En parallèle de ce qui se passe sur le bateau, le réalisateur pense qu’il est intelligent de donner du poids au premier capitaine du navire, qui possède déjà un bagage peu reluisant pour la mère patrie. Ainsi, on va aller dans l’intimité de ce type, auprès de sa femme, qui travaille visiblement pour l’Etat, et qui demande le divorce. Cela va entrainer des problèmes internes, puisqu’il est mal vu, visiblement, de divorcer en Russie dans les années 80. Mais cette femme est montrée de façon détestable, divorçant parce qu’elle est tombée amoureuse d’un autre type, et du coup, elle a le mauvais rôle. Une vision masculiniste et pas très intéressante, pour ne pas dire réductrice. En plus, ce découpage freine l’action et les moments de tension, pour tendre vers un drame qui n’a pas vraiment sa place dans les grandes lignes.
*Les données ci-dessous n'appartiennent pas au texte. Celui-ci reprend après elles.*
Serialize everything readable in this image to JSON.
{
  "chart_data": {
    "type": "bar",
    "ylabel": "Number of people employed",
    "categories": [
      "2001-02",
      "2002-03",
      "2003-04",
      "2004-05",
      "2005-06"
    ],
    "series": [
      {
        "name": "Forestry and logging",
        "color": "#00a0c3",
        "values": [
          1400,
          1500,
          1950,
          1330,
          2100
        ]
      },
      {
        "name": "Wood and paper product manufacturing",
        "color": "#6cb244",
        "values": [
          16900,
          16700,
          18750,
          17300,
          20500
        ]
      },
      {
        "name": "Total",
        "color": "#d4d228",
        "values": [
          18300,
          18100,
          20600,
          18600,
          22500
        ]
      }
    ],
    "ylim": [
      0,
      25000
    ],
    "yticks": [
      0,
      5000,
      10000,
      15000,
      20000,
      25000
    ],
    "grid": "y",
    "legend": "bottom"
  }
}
Le film en soi n’est pas mauvais, mais il pêche par bien des errances scénaristiques et des personnages peu intéressants. Fort heureusement, on peut se rattraper sur certains points, et notamment les effets spéciaux, qui sont parfois impressionnants. On sait que ce n’est pas toujours le point fort des russes, qui ont tendance à sombrer dans des images de synthèse dégueulasses, mais là, ce n’est pas le cas. Certes, certains passages frisent l’incrustation mal foutue, mais cela reste minoritaire. Il est juste dommage que ces passages soient si peu nombreux, le film restant trop proche de l’équipage…

Au final, Le Brise-Glace est un film bancal qui oscille entre divers genres sans jamais vraiment prendre de décision. Certains choix scénaristiques sont plus que douteux, avec des réflexions archaïques sur la place de la femme, par exemple, et on regrettera de longs passages où il ne se passera pas grand-chose. Heureusement, les phases d’action sont bien gérées, et les effets spéciaux ne sont pas immondes, permettant de noyer un peu le poisson, et de rendre ce film regardable, à défaut d’être passionnant.